Issuing Securities Quizz 01+02 Flashcards
Limited liability protects senior debtholders more than junior debtholders
False
Suppose a corporation currently has 11 million shares issued at a price of $60, of which 10 million are outstanding at a price of $50 per share. Total shareholders’ equity amounts to $250 million. What is the ratio of the market value to the book value of that corporation?
2
What is the formula for book value of equity?
Common shares + additional paid-in capital - treasury shares + retained earnings
Preferred stock is senior to all kinds of junior debt
False
In case of liquidation, a convertible bond is always senior to common stocks
True
The book debt-to-equity ratio should be preferred to the market debt-to-equity ratio for all purposes because it contains more information on the operations the firm has undertaken in the past
False
If the market value of equity of a corporation is lower than its book value, its stock is underpriced
False
Claims of equity holders are senior to claims of bondholders, because they are exposed to more risk than bondholders
False
Suppose at the end of a given year, a corporation has 1 million shares outstanding at a price of $44 per share.
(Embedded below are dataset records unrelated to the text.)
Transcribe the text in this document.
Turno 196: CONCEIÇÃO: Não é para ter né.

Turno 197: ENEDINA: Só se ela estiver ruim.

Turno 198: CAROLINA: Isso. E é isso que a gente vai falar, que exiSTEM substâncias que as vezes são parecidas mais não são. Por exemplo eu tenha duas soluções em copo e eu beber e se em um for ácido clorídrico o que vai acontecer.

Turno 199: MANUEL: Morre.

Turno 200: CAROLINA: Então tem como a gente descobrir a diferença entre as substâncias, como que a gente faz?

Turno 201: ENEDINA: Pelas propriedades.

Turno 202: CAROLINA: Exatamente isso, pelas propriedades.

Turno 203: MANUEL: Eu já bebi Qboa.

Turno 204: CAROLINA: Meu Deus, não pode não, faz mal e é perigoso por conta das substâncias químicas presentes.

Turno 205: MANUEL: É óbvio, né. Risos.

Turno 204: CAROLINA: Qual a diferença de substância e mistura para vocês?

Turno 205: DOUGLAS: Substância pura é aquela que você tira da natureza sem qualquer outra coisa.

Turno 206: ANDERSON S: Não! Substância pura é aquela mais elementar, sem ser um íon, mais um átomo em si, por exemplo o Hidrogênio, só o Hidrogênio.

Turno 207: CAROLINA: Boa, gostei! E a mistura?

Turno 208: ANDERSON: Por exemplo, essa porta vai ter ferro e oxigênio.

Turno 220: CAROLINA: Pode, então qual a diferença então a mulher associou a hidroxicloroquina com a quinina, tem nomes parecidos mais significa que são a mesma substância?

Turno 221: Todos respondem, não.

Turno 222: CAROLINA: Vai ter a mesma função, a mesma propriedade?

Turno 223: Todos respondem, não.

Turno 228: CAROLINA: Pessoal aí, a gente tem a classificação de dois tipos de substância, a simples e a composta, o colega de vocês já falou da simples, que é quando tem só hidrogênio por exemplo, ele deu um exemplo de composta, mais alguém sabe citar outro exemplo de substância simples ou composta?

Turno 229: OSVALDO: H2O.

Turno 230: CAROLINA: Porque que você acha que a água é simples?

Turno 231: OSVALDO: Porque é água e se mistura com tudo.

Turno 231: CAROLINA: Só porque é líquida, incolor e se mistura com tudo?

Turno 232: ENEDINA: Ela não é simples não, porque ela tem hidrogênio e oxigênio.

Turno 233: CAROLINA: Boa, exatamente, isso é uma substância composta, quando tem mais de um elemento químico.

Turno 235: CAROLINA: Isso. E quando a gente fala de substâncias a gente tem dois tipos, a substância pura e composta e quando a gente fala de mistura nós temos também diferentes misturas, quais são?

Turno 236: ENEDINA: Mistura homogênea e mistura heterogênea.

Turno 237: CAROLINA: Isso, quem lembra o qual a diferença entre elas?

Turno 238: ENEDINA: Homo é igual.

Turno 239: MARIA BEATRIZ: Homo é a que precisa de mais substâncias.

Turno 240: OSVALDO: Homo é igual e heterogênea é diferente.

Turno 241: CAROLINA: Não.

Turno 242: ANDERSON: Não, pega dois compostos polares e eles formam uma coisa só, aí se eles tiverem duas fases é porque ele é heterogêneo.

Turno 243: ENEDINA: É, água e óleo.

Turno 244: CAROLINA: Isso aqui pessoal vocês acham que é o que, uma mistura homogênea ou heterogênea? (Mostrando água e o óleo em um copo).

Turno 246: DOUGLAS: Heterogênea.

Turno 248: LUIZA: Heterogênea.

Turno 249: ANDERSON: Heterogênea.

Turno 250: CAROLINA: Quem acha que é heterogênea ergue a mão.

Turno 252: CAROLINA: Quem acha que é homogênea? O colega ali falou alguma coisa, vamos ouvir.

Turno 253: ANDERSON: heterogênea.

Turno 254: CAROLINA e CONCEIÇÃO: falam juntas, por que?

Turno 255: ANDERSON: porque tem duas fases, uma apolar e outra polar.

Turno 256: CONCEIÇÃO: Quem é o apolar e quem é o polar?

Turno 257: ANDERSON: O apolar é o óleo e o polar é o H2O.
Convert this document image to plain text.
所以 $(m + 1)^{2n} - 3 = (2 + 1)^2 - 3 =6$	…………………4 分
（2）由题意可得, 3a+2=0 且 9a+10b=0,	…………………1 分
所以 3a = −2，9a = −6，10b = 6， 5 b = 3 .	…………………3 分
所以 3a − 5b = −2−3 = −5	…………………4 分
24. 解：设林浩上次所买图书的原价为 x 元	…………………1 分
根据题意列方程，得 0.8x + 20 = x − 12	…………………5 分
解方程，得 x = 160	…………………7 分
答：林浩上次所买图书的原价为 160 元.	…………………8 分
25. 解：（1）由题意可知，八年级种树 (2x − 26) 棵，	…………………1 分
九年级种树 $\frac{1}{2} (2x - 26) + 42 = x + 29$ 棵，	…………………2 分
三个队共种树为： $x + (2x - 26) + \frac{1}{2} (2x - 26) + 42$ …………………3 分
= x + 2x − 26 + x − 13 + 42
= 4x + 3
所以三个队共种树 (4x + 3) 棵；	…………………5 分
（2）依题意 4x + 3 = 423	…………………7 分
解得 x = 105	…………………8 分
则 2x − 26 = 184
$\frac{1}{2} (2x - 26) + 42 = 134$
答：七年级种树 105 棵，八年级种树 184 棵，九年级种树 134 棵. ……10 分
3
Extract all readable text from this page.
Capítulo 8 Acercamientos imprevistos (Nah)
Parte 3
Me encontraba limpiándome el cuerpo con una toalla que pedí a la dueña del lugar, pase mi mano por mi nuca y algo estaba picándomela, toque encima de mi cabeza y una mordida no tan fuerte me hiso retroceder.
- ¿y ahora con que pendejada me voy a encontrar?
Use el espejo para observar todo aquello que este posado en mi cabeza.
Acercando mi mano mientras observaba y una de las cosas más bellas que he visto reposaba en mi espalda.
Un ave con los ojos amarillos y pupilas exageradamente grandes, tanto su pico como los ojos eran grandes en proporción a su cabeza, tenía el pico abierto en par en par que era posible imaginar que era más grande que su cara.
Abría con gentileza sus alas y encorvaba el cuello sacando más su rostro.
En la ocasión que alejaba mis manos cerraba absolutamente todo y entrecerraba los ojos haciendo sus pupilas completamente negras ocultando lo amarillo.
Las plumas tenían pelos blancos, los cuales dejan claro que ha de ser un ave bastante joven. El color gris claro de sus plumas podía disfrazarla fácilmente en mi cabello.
It has cumulative retained earnings of $30 million and bought back shares worth $5 million. No new shares were issued and no dividends were paid that year and operations generated a profit of $15m. What is the value of the net common equity of that respective firm?
84 million
The market debt ratio is always smaller than the book debt ratio
False
Dual class shares describe the co-existence of primary and secondary shares in a company.
False
An underwriter with a firm commitment makes a loss if he/she is not able to sell all shares of the IPO.
False
According to Winner’s curse theory of underpricing, the higher the information asymmetry between the investors, the higher the amount of underpricing.
True
According to winner’s curse theory of underpricing, some investors have information advantage over some others. In this setting, the secondary market for the new shares cannot be efficient.
False
In a SEO, subscription rights (SR) protect all existing shareholders from transfer of wealth and dilution of voting rights, even those who neither participate nor sell their rights.